A DC series motor is a type of DC motor that operates based on the principle of a series field winding. It is called a series motor because the field winding and armature winding are connected in series, resulting in the same current flowing through both windings.
The working principle of a DC series motor can be understood as follows:
- Stator: The stator of a DC series motor consists of two sets of windings: the armature winding and the series field winding. The armature winding is connected in series with the field winding.
- Armature: The armature is the rotating part of the motor, consisting of a coil of wire wound around a core. When a DC voltage is applied to the armature winding, a magnetic field is created.
- Series Field Winding: The series field winding is connected in series with the armature winding. It is made up of a few turns of thick wire wound around the pole pieces of the stator. The series field winding carries the same current as the armature winding.

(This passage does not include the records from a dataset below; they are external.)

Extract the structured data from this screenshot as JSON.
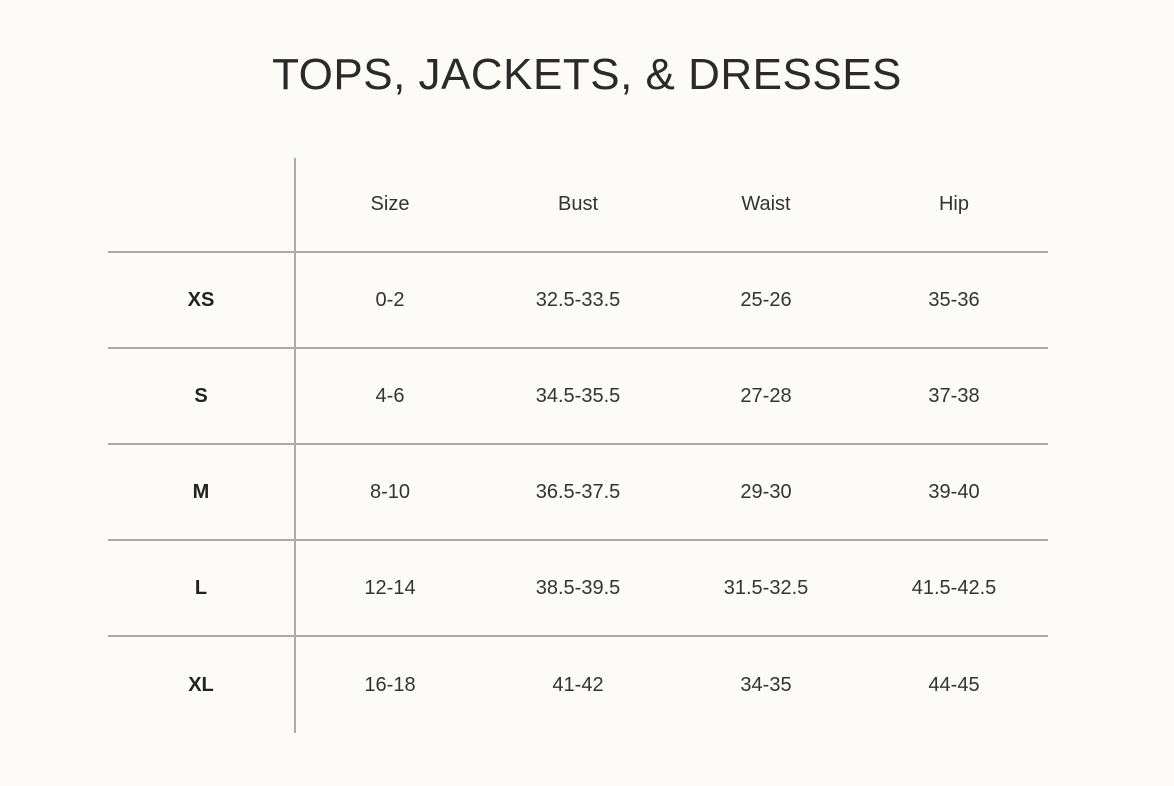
{
  "title": "TOPS, JACKETS, & DRESSES",
  "table": {
    "columns": [
      "",
      "Size",
      "Bust",
      "Waist",
      "Hip"
    ],
    "rows": [
      [
        "XS",
        "0-2",
        "32.5-33.5",
        "25-26",
        "35-36"
      ],
      [
        "S",
        "4-6",
        "34.5-35.5",
        "27-28",
        "37-38"
      ],
      [
        "M",
        "8-10",
        "36.5-37.5",
        "29-30",
        "39-40"
      ],
      [
        "L",
        "12-14",
        "38.5-39.5",
        "31.5-32.5",
        "41.5-42.5"
      ],
      [
        "XL",
        "16-18",
        "41-42",
        "34-35",
        "44-45"
      ]
    ]
  },
  "colors": {
    "background": "#fdfbf7",
    "grid": "#aaaaaa",
    "text": "#2a2a2a"
  }
}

- Magnetic Field Interaction: When a DC voltage is applied to the series field winding, it generates a magnetic field. This field interacts with the magnetic field produced by the armature current.
- Lorentz Force: According to Fleming’s left-hand rule, the interaction between the magnetic field and the armature current produces a force, known as the Lorentz force, that causes the armature to rotate.
- Speed and Torque Characteristics: The speed of a DC series motor is inversely proportional to the torque demand. As the load on the motor increases, the torque demand increases, leading to a decrease in speed. Conversely, when the load decreases, the speed increases.
DC series motors are known for their high starting torque, which makes them suitable for applications requiring a high starting torque, such as electric locomotives, cranes, and hoists. However, they have poor speed regulation, meaning their speed is highly dependent on the load. Additionally, without proper controls, DC series motors can become unstable or even self-destructive if operated at no load.